Dans la plus grande tradition du roman picaresque, le jeune antihéros est plutôt en marge de la société, n’a plus aucune famille et va vivre des aventures dont le caractère rocambolesque est, jolie spécificité de ce roman, annoncé au premier paragraphe du livre. À noter que son vécu est aussi extravagant par procuration, avec la nécrologie de Thomas Effing, que via ses propres découvertes et vicissitudes. Parmi les caractéristiques du roman picaresque selon la tradition littéraire espagnole, on trouve le déterminisme et le réalisme. La première a été abordée plus haut. Quant à la deuxième, ce roman est paradoxalement très réaliste malgré le récit invraisemblable du vieil infirme et les nombreuses rencontres tout aussi invraisemblables du narrateur, comme le fait d’être embauché par un excentrique en fin de vie qui se révèlera être son grand-père.

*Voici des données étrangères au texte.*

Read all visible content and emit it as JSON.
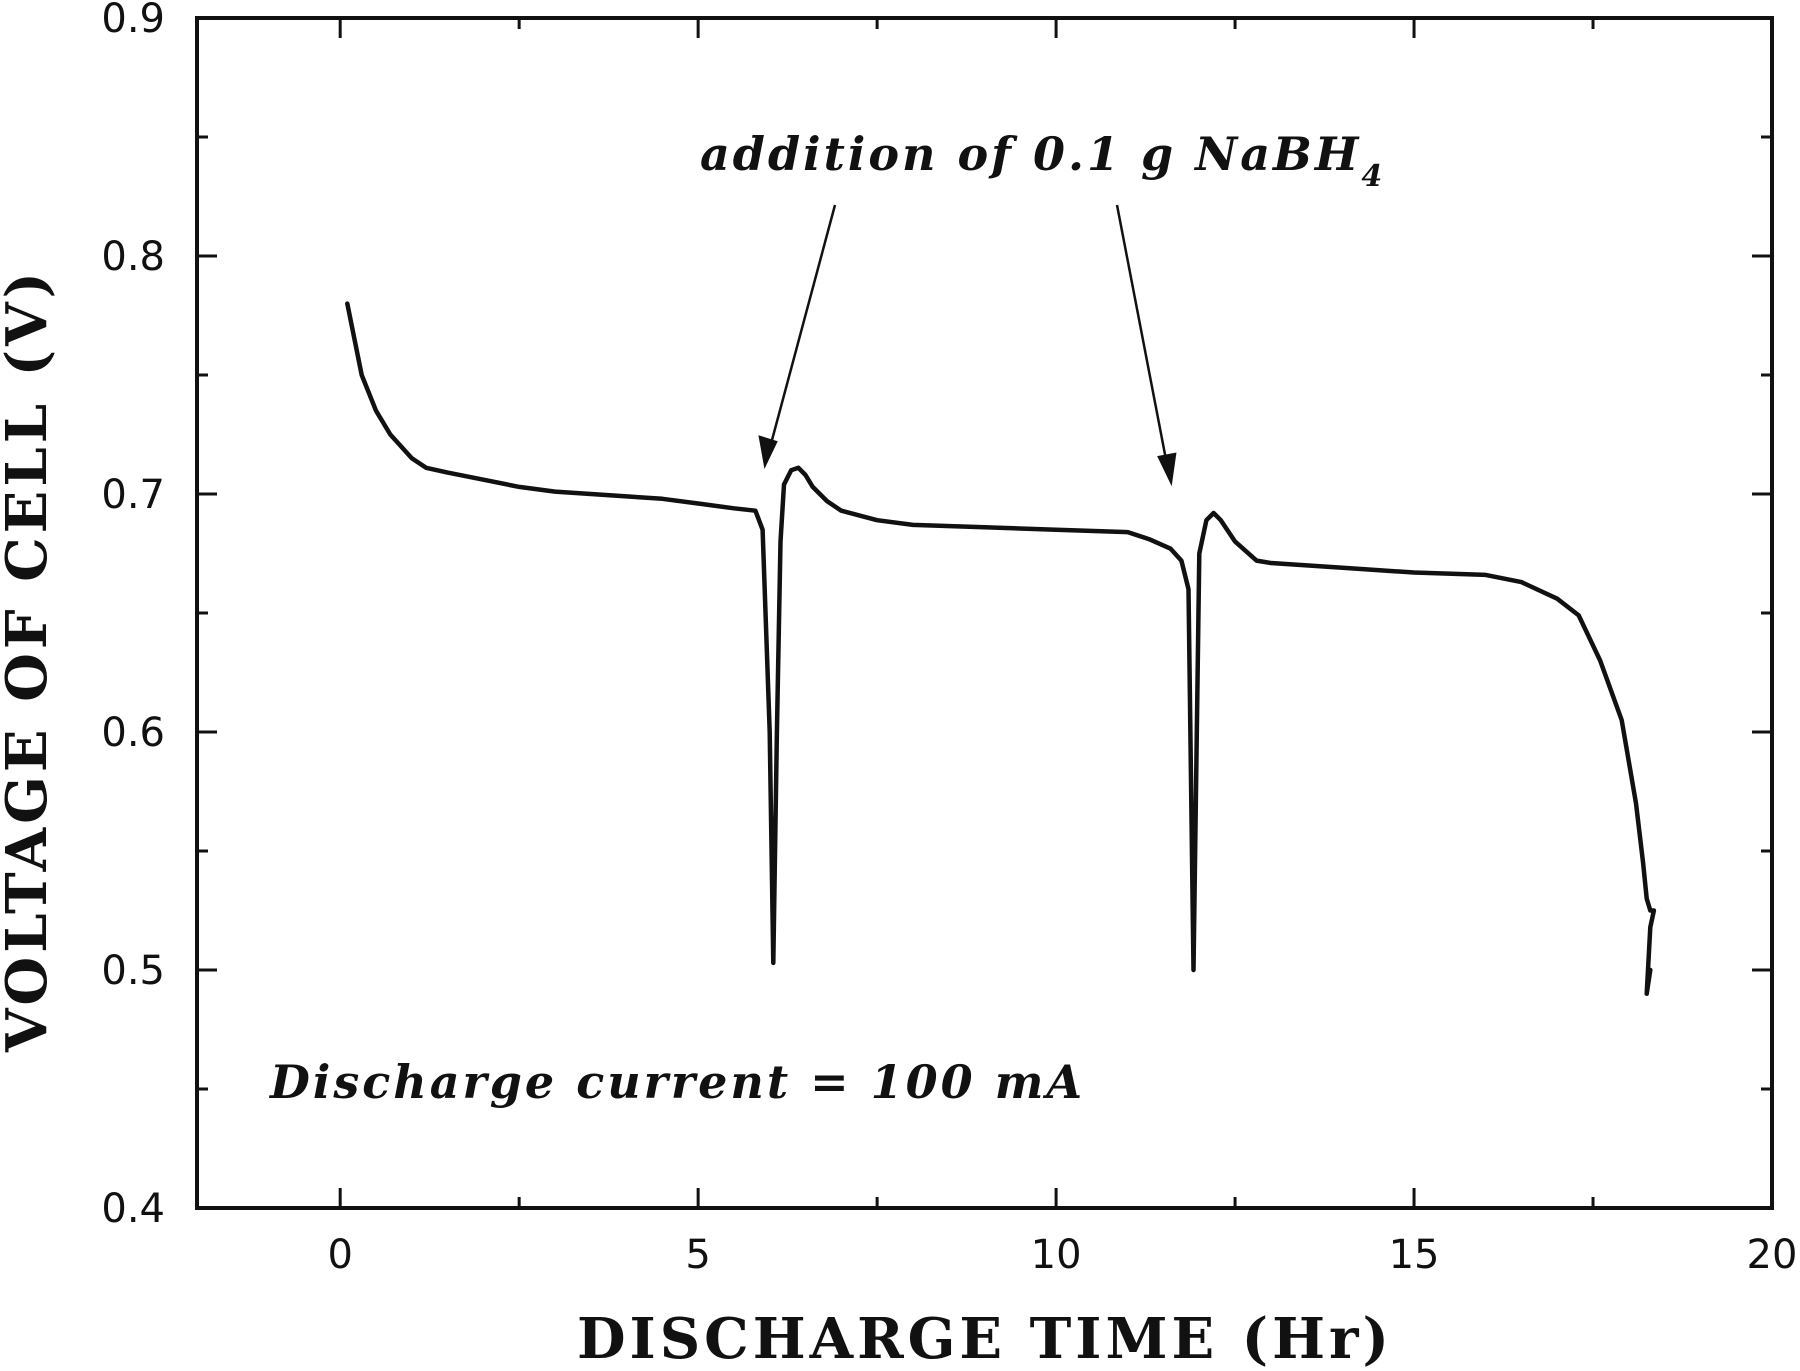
{
  "chart_data": {
    "type": "line",
    "xlabel": "DISCHARGE  TIME (Hr)",
    "ylabel": "VOLTAGE OF CELL (V)",
    "xlim": [
      -2,
      20
    ],
    "ylim": [
      0.4,
      0.9
    ],
    "xticks": [
      "0",
      "5",
      "10",
      "15",
      "20"
    ],
    "yticks": [
      "0.4",
      "0.5",
      "0.6",
      "0.7",
      "0.8",
      "0.9"
    ],
    "grid": false,
    "annotations": {
      "addition": "addition of 0.1 g NaBH",
      "addition_subscript": "4",
      "current": "Discharge current = 100 mA"
    },
    "series": [
      {
        "x": [
          0.1,
          0.2,
          0.3,
          0.5,
          0.7,
          1.0,
          1.2,
          1.5,
          2.0,
          2.5,
          3.0,
          3.5,
          4.0,
          4.5,
          5.0,
          5.5,
          5.8,
          5.9,
          6.0,
          6.05,
          6.1,
          6.15,
          6.2,
          6.3,
          6.4,
          6.5,
          6.6,
          6.8,
          7.0,
          7.5,
          8.0,
          9.0,
          10.0,
          11.0,
          11.3,
          11.6,
          11.75,
          11.85,
          11.92,
          12.0,
          12.1,
          12.2,
          12.3,
          12.5,
          12.8,
          13.0,
          14.0,
          15.0,
          16.0,
          16.5,
          17.0,
          17.3,
          17.6,
          17.9,
          18.1,
          18.2,
          18.25,
          18.3,
          18.35,
          18.3,
          18.25,
          18.3
        ],
        "y": [
          0.78,
          0.765,
          0.75,
          0.735,
          0.725,
          0.715,
          0.711,
          0.709,
          0.706,
          0.703,
          0.701,
          0.7,
          0.699,
          0.698,
          0.696,
          0.694,
          0.693,
          0.685,
          0.6,
          0.503,
          0.6,
          0.68,
          0.704,
          0.71,
          0.711,
          0.708,
          0.703,
          0.697,
          0.693,
          0.689,
          0.687,
          0.686,
          0.685,
          0.684,
          0.681,
          0.677,
          0.672,
          0.66,
          0.5,
          0.675,
          0.689,
          0.692,
          0.689,
          0.68,
          0.672,
          0.671,
          0.669,
          0.667,
          0.666,
          0.663,
          0.656,
          0.649,
          0.63,
          0.605,
          0.57,
          0.545,
          0.53,
          0.525,
          0.525,
          0.518,
          0.49,
          0.5
        ]
      }
    ]
  }
}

Pour élargir ce propos, on peut voir Moon Palace comme un roman d’apprentissage. Dans l’ensemble du récit, le jeune M.S. Fogg va de découverte en découverte : confronté très jeune à la mort de deux êtres chers, il découvre ensuite l’amour, la vie conjugale dans un appartement de Chinatown et enfin son père biologique. Malgré une vie soumise au déterminisme et en apparence à un mouvement cyclique, malgré la passivité flagrante d’un narrateur trop écorché par la fatalité pour penser à agir de quelque manière que ce soit sur celle-ci, M.S. Fogg semble avoir appris énormément de ses rencontres. Ce grand voyage à travers les États-Unis avec une fin explicite au bout du continent et au bord de l’infinité de l’océan marque ainsi un réel aboutissement et en même temps l’avènement d’une deuxième vie meilleure.